An dieser Stelle ganz herzlichen Dank den verschiedenen regionalen Biohöfen, „Roots of Compassion“ und der „Fairteilbar“ sowie dem Druckereikollektiv „Onbones“ und der Schwarz-Roten Hilfe für ihre solidarische Unterstützung – neben den vielen anderen guten Geistern der Gira Zapatista de Münster! ♥️

Stationen der Rebellion

Am Freitag, den 24. September nahmen die Zapatistas -unterstützt durch viele Münsteraner Linke -, am Globalen Klimastreik teil, bei dem in Münster alleine über 10.000 Menschen auf der Straße waren.

Die Zapatistas beim Globalen Klmasteik in Münster

Bei dieser Gelegenheit demonstrierten sie gegen die paramilitärische Gewalt und die jüngsten Angriffe auf ihre Gemeinden in Chiapas. Denn der mexikanische Staat führt seit dem Aufstand einen schmutzigen „Krieg der niederen Intensität gegen ihre Autonomie.
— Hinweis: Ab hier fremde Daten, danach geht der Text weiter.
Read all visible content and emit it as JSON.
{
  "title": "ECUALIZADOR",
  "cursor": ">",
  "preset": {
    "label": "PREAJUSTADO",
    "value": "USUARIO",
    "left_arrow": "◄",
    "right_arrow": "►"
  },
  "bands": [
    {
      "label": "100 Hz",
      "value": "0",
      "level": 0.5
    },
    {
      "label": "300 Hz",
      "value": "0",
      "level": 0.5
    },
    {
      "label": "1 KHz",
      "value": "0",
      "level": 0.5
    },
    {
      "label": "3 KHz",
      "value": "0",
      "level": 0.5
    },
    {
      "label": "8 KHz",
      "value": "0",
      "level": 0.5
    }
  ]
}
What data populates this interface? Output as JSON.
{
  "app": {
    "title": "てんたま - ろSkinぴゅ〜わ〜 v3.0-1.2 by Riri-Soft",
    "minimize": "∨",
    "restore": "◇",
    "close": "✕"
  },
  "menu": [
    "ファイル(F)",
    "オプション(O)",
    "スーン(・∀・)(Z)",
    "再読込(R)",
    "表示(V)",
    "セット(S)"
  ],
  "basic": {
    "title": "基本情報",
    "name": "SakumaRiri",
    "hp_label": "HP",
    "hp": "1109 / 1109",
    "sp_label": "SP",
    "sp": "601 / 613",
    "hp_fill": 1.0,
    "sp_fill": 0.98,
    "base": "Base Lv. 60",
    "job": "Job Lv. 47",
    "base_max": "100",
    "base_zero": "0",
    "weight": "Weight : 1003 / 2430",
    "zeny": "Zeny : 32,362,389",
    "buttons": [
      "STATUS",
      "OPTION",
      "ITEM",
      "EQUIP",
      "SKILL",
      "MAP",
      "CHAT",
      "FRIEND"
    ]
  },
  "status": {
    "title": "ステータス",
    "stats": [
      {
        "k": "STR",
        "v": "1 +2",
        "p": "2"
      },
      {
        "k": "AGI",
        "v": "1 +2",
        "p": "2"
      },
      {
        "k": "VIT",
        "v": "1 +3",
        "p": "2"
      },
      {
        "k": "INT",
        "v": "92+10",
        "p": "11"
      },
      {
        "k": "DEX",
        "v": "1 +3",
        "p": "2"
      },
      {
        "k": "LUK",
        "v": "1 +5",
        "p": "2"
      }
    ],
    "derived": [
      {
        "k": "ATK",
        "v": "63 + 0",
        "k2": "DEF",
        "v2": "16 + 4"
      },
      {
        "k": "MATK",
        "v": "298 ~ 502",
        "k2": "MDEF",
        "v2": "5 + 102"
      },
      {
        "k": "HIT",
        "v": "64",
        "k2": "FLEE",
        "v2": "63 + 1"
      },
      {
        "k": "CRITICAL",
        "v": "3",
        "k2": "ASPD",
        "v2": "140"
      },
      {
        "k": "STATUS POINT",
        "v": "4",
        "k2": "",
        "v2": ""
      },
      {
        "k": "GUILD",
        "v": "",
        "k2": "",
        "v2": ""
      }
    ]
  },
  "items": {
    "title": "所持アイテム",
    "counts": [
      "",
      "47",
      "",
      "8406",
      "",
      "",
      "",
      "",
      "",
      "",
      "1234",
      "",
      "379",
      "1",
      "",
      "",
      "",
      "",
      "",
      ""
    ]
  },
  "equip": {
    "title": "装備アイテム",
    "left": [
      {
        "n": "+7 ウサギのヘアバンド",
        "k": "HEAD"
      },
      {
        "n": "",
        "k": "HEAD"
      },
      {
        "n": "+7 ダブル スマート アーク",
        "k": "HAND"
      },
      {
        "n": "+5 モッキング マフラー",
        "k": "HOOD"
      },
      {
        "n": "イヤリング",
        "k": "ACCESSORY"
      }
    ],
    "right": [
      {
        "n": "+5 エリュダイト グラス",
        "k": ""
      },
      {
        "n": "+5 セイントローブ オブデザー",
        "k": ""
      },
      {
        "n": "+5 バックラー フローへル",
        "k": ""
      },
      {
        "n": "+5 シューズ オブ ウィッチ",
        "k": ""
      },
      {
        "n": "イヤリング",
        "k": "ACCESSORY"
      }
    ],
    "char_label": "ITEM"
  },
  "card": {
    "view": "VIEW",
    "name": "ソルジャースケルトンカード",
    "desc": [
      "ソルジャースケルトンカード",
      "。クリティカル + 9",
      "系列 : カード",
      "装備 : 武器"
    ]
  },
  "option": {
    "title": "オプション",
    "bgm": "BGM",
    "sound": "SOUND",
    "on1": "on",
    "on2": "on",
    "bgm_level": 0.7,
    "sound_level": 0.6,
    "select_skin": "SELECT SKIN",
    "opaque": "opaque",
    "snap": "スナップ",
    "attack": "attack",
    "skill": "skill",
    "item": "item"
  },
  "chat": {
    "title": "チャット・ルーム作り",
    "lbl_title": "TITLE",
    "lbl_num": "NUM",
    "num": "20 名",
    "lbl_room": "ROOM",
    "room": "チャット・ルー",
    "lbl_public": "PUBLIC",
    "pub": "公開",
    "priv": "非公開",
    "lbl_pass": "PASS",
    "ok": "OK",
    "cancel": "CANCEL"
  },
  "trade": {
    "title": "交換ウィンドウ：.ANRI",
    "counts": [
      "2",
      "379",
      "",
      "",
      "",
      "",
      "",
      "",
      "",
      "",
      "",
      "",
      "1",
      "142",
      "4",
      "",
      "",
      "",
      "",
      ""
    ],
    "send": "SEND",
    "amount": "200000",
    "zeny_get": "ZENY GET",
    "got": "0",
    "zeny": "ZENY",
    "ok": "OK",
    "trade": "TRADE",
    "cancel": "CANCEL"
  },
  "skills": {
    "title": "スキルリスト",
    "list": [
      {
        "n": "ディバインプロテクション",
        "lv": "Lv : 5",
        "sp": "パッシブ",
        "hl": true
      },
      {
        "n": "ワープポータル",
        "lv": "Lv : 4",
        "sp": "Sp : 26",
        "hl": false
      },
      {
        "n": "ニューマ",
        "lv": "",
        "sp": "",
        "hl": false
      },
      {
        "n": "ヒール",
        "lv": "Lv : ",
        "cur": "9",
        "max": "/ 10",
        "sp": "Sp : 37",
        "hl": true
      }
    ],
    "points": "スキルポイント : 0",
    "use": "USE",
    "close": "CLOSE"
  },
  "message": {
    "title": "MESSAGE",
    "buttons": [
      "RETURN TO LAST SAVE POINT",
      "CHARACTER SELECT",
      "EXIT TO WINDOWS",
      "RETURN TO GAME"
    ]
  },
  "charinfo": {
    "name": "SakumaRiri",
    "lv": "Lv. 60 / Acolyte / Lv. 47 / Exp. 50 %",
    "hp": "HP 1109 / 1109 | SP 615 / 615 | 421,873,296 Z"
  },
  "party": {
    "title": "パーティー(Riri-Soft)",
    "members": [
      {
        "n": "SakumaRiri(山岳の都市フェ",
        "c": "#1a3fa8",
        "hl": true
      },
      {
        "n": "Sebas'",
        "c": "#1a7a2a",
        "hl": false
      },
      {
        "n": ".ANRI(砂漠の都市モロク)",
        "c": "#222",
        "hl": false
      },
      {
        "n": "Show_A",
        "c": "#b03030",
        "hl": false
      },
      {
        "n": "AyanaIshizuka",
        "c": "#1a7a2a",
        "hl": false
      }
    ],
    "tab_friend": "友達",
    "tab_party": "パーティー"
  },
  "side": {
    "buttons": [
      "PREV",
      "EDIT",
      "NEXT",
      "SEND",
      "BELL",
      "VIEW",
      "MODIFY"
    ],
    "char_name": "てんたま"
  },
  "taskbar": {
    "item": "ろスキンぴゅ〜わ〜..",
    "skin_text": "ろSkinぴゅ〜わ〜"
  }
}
Kundgebung vor dem Friedenssaal gegen Paramilitärische Angriffe auf zapatistische Gemeinden

Am Tag darauf wurde bei einem Treffen über die Jugendkultur „Ultrà“ gesprochen. Dort erfuhren sie auch Einiges über den Faschismus in Deutschland und Europa und über die verschiedenen Formen des Antifaschistischen Kampfes. Auch Vorträge über die anarchistische Bewegung und die Freie Arbeiter:innen Union (FAU) in Deutschland sowie über den Häuserkampf in Münster wurde gehalten.
Im Zentrum ihres Besuches in Münster stand ein Treffen der zapatistischen Frauen mit FLINTA*-Personen im Campamento in der Grafschaft.

Es gab einen Ausflug und einen intensiven Austausch mit der Basisorganisierung der Stadtteilinitiative Berg Fidel Solidarisch. In diesem Stadtteil entstand zuvor ein sehr großes Wandbild, das die „Reise für das Leben“ darstellt – gemalt von Aktivist:innen und Nachbar:innen.
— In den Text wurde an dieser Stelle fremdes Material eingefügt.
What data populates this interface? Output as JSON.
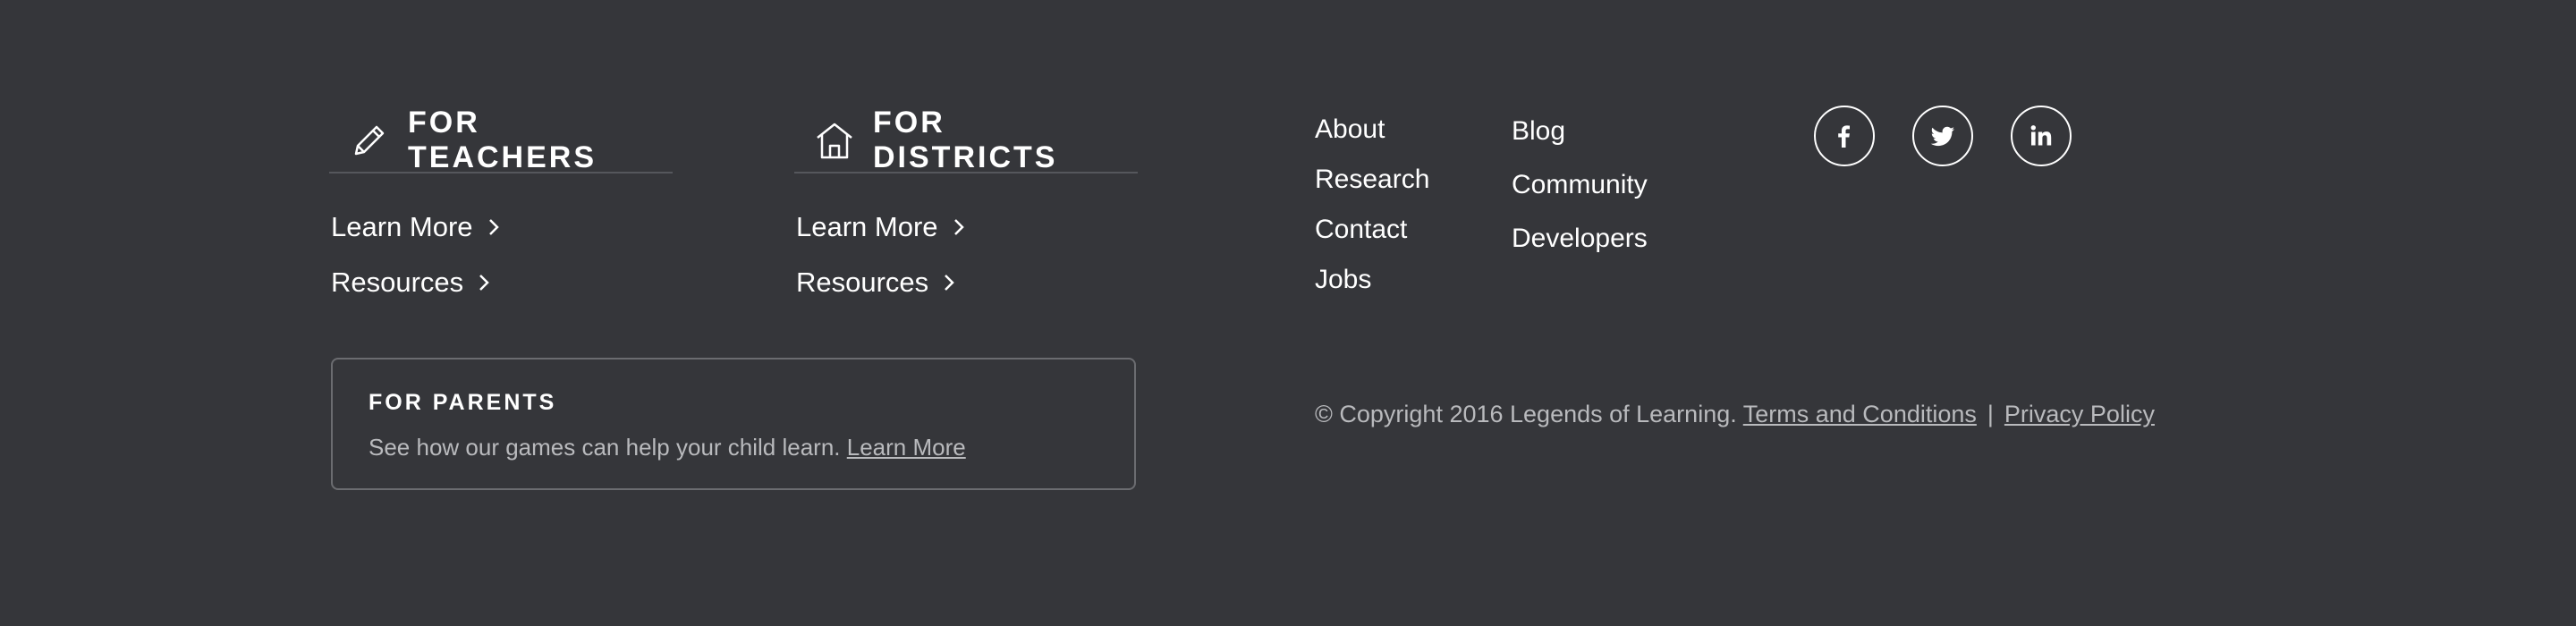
{
  "teachers": {
    "title": "FOR TEACHERS",
    "icon": "pencil-icon",
    "links": [
      "Learn More",
      "Resources"
    ]
  },
  "districts": {
    "title": "FOR DISTRICTS",
    "icon": "school-icon",
    "links": [
      "Learn More",
      "Resources"
    ]
  },
  "parents": {
    "title": "FOR PARENTS",
    "text": "See how our games can help your child learn.",
    "link": "Learn More"
  },
  "links_col1": [
    "About",
    "Research",
    "Contact",
    "Jobs"
  ],
  "links_col2": [
    "Blog",
    "Community",
    "Developers"
  ],
  "social": [
    "facebook-icon",
    "twitter-icon",
    "linkedin-icon"
  ],
  "copyright": {
    "text": "© Copyright 2016 Legends of Learning.",
    "terms": "Terms and Conditions",
    "separator": "|",
    "privacy": "Privacy Policy"
  },
  "colors": {
    "background": "#35363a",
    "text": "#ffffff",
    "muted_text": "#b9babd",
    "border": "#6b6c70"
  }
}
Wandbild über die „Gira Zapatista“ in Berg Fidel

Da ihre Landwirtschaft ihre Unabhängigkeit vom Staat erst ermöglicht, war auch dies ein wichtiges Thema beim Austausch in Münster. So wurde der Hof Entrup 119 besucht, der Solidarische Landwirtschaft betreibt – in einem System von inzwischen 500 Biohöfen.

Austausch u.a. über CO2-arme Landwirtschaft

La Noche Zapatista

Am Sonntagabend trat dann das „Duo Contraviento“ auf und erinnerte durch ihr Repertoire an die schlimme Zeit der Diktaturen in Chile und Argentinien, aber auch an den Widerstand und seine Kultur. Es schlossen sich spontane Darbietungen der Zapatistas an. Durch ihre Beiträge, Reden und Lieder wurde die Nacht zu einer unvergesslichen „Noche Zapatista“. Am letzten Abend schließlich wurde gemeinsam getanzt und gefeiert – alles ohne Drogen und Alkohol, denn das schreiben ihre Regeln vor.
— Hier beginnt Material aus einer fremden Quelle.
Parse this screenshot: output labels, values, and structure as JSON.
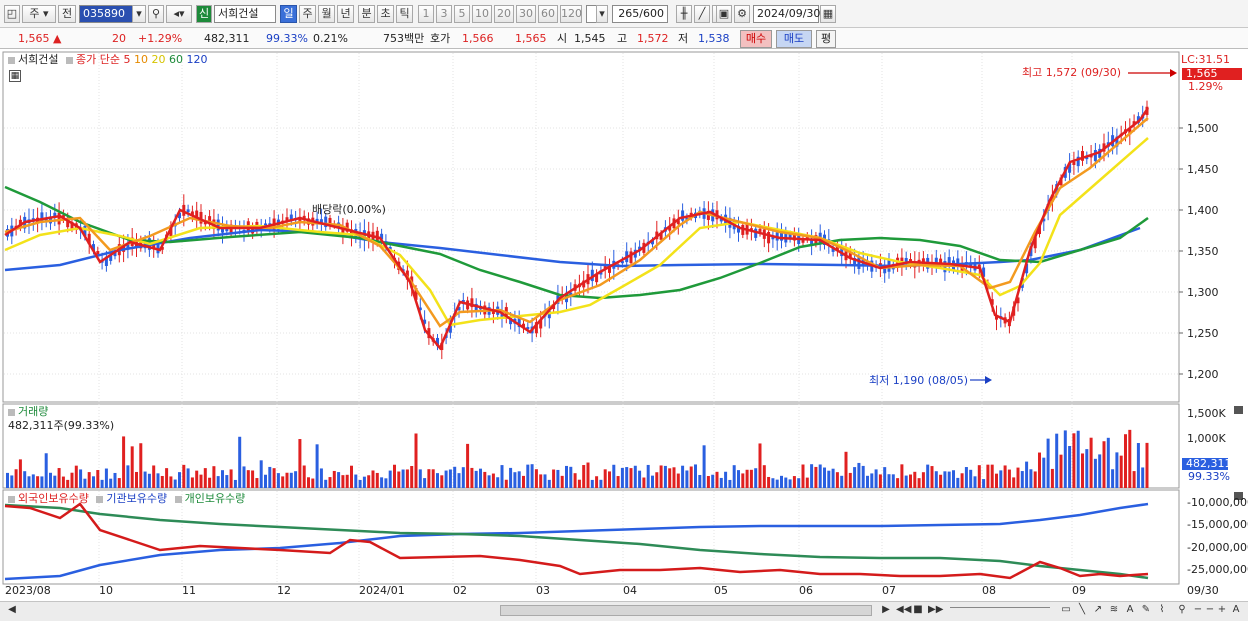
{
  "toolbar": {
    "period_jo": "주",
    "prev_label": "전",
    "code": "035890",
    "sin": "신",
    "name": "서희건설",
    "periods": [
      "일",
      "주",
      "월",
      "년",
      "분",
      "초",
      "틱"
    ],
    "minutes": [
      "1",
      "3",
      "5",
      "10",
      "20",
      "30",
      "60",
      "120"
    ],
    "count": "265",
    "count_total": "/600",
    "date": "2024/09/30"
  },
  "quote": {
    "price": "1,565 ▲",
    "change": "20",
    "change_pct": "+1.29%",
    "volume": "482,311",
    "vol_ratio": "99.33%",
    "turnover": "0.21%",
    "amount": "753백만",
    "hoga_label": "호가",
    "ask": "1,566",
    "bid": "1,565",
    "open_label": "시",
    "open": "1,545",
    "high_label": "고",
    "high": "1,572",
    "low_label": "저",
    "low": "1,538",
    "buy_label": "매수",
    "sell_label": "매도",
    "eval_label": "평"
  },
  "price_panel": {
    "name_label": "서희건설",
    "ma_label": "종가 단순",
    "ma_periods": [
      "5",
      "10",
      "20",
      "60",
      "120"
    ],
    "ma_colors": [
      "#e02020",
      "#f39a1f",
      "#f3e21a",
      "#1f9a3a",
      "#2a5fe0"
    ],
    "lc": "LC:31.51",
    "last_price": "1,565",
    "last_pct": "1.29%",
    "high_annot": "최고 1,572 (09/30)",
    "low_annot": "최저 1,190 (08/05)",
    "dividend_annot": "배당락(0.00%)",
    "y_ticks": [
      "1,500",
      "1,450",
      "1,400",
      "1,350",
      "1,300",
      "1,250",
      "1,200"
    ]
  },
  "volume_panel": {
    "title": "거래량",
    "value_label": "482,311주(99.33%)",
    "y_ticks": [
      "1,500K",
      "1,000K"
    ],
    "last_value": "482,311",
    "last_pct": "99.33%"
  },
  "holdings_panel": {
    "items": [
      {
        "label": "외국인보유수량",
        "color": "#d41b1b"
      },
      {
        "label": "기관보유수량",
        "color": "#2a5fe0"
      },
      {
        "label": "개인보유수량",
        "color": "#2e8b57"
      }
    ],
    "y_ticks": [
      "-10,000,000",
      "-15,000,000",
      "-20,000,000",
      "-25,000,000"
    ]
  },
  "x_axis": {
    "labels": [
      "2023/08",
      "10",
      "11",
      "12",
      "2024/01",
      "02",
      "03",
      "04",
      "05",
      "06",
      "07",
      "08",
      "09"
    ],
    "right_label": "09/30"
  },
  "chart_data": {
    "type": "candlestick",
    "series": [
      {
        "name": "종가",
        "points": [
          [
            "2023/08",
            1380
          ],
          [
            "2023/09",
            1370
          ],
          [
            "2023/10",
            1360
          ],
          [
            "2023/11",
            1390
          ],
          [
            "2023/12",
            1375
          ],
          [
            "2024/01",
            1330
          ],
          [
            "2024/01(late)",
            1230
          ],
          [
            "2024/02",
            1280
          ],
          [
            "2024/03",
            1310
          ],
          [
            "2024/04",
            1370
          ],
          [
            "2024/05",
            1390
          ],
          [
            "2024/06",
            1360
          ],
          [
            "2024/07",
            1330
          ],
          [
            "2024/08/05",
            1190
          ],
          [
            "2024/08",
            1420
          ],
          [
            "2024/09",
            1500
          ],
          [
            "2024/09/30",
            1565
          ]
        ]
      }
    ],
    "ylim": [
      1180,
      1590
    ],
    "annotations": [
      "최고 1,572 (09/30)",
      "최저 1,190 (08/05)",
      "배당락(0.00%)"
    ]
  }
}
Baile Rebelde zum Abschied

Die Zapatistas leben mit ihrer Autonomie ein Modell für die Welt vor. Ob es die Selbstregierung, die Unabhängigkeit, die Verteidigung der „Mutter Erde“, die Geschlechtergerechtigkeit, der Antirassismus, die „würdige Wut“ oder die rebellische Haltung ist – wir in Münster haben gelernt, dass wir noch einen weiten Weg zu gehen haben…

„¡Despertad!“ – „Aufgewacht“!
Die „La Montaña“ der Zapatistas vor Vigo, Europa

3 Kommentare

  1. „….am 1. Januar 1994, als in der übrigen Welt der Kapitalismus endgültig gesiegt zu haben schien. Außer wenigen Ausnahmen glaubten kaum noch Menschen an eine Systemalternative.“

    Da hat wohl jemand mal eben eine Milliarde Chines*innen vergessen.